How do You initiate Oestrogen Therapy in a Girl Who has Not Undergone Puberty?

Peter C. Hindmarsh

Disclosures

Clin Endocrinol. 2009;71(1):7-10. 

In This Article

Abstract and Introduction

Abstract

The physiology of puberty needs to be taken into consideration in the induction of puberty. Puberty is a relatively slow process and replacement therapy should mimic this. Long-term maintenance requires careful monitoring and long-term assessment of risk-benefit. This has not been appreciably defined in the adolescent population. Options for fertility need careful consideration and may depend on the adequacy of pubertal induction in terms of uterine development. A number of regimens are available for pubertal induction but the lack of comparisons makes it difficult to advocate for a particular regimen. There remain a number of areas of uncertainty, and future studies need to consider these issues and whether there are cardiovascular risk factor advantages to certain preparations. The long-term risks of breast and gynaecological malignancy remain uncertain. Long-term cohort studies are required to address these issues.

Introduction

The development of secondary sexual characteristics represents an important point in the transition of the child into adulthood confirming the ability of the individual to undertake reproduction.
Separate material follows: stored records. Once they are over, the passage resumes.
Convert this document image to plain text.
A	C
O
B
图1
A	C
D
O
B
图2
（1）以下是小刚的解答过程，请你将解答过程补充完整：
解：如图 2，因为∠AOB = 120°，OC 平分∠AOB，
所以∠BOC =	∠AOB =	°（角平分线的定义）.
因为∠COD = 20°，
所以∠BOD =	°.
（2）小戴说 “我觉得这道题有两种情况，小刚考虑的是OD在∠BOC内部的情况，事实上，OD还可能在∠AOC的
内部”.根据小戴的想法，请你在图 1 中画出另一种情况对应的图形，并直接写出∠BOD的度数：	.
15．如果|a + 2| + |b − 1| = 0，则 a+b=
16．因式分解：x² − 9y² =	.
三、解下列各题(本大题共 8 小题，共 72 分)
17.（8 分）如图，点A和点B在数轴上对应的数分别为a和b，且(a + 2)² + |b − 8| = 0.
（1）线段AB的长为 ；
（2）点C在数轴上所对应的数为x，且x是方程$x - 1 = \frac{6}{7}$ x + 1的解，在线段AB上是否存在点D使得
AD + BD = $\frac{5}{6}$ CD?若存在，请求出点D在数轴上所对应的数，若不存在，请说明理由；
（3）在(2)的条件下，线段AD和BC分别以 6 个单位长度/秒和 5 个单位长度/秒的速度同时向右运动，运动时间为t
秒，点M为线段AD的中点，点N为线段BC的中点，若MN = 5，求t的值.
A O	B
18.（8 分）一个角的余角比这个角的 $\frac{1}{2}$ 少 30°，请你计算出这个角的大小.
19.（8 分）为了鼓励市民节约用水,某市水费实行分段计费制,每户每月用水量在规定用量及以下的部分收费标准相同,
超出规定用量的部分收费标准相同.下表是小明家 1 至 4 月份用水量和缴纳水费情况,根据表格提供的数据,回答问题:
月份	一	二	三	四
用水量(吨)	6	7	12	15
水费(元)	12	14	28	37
The process of puberty passes through a series of well-defined stages[1] and is a manifestation of changes taking place in the hypothalamo–pituitary–gonadal axis in both sexes and to a greater extent in females the hypothalamo–pituitary–adrenal axis.[2] Gonadal failure may be either primary or secondary, and the aetiology will determine to what extent full reproductive capability can be restored. In addition because puberty contributes 25–30 cm to final height in males and 20–25 cm for females consideration needs to be given in cases of secondary gonadal failure to potential interactions with other hypothalamo–pituitary hormones such as GH. This review considers the use of oestrogens for pubertal induction in situations of primary and secondary gonadal failure. It is recognized that other approaches to secondary gonadal failure could be adopted.[3]